Right now, I could live without doors. I turned my head, for the smallest of moments, breathing him in. And almost thought, imagined probably, his lips brushed my temple.
“I guess it’ll do,” I said. Because what else could I say? That the moments when it nearly worked made all the times it didn’t feel just a little worse.
All the same, it took every scrap of pride I possessed not to follow him when he stepped away.
“So.” I shoved my hands into my pockets in case they went reaching after him. “What now? Obviously you won’t want to stay in my shitty apartment.”
“I will admit, I have some concerns about the state of your bedroom. But if I’m caught leaving, it may look as if we’ve broken up.”
“Do you ever half-arse anything?”
He thought about it. “I gave up about two-thirds of the way through Wolf Hall.”
“Why?”
“I don’t know, really. It’s quite long and involved, and I think I got distracted. Isn’t that precisely what half-arsing entails?”
Out of nowhere, I was laughing. “I can’t believe I’m pretending to date someone who just used the phrase ‘precisely what half-arsing entails.’”
“Would you believe me if I said I did it deliberately for your amusement?”
“Nope.” I did not want him to hold me again. I did not want him to hold me again. I did not want him to hold me again. “That’s just how you talk.”

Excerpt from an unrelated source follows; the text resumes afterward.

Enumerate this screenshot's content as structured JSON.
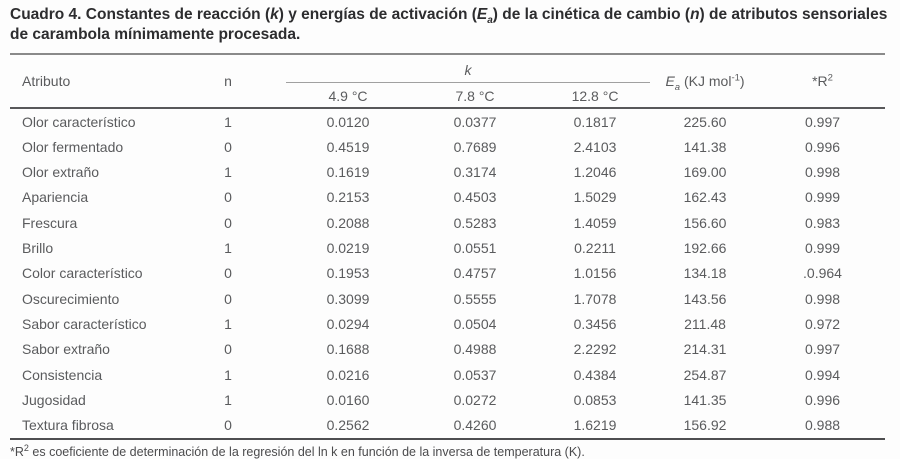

“It may be, but you do appear to derive a unique enjoyment from it.”
“Okay. That one was deliberate.”
He offered me a slow smile—not the effortless one he used so freely in public, but something real and warm and almost reluctant, making his eyes shine from the inside like a lamp left in a window on a dark night. “All right. I’m prepared for the worst. Show me your bedroom.”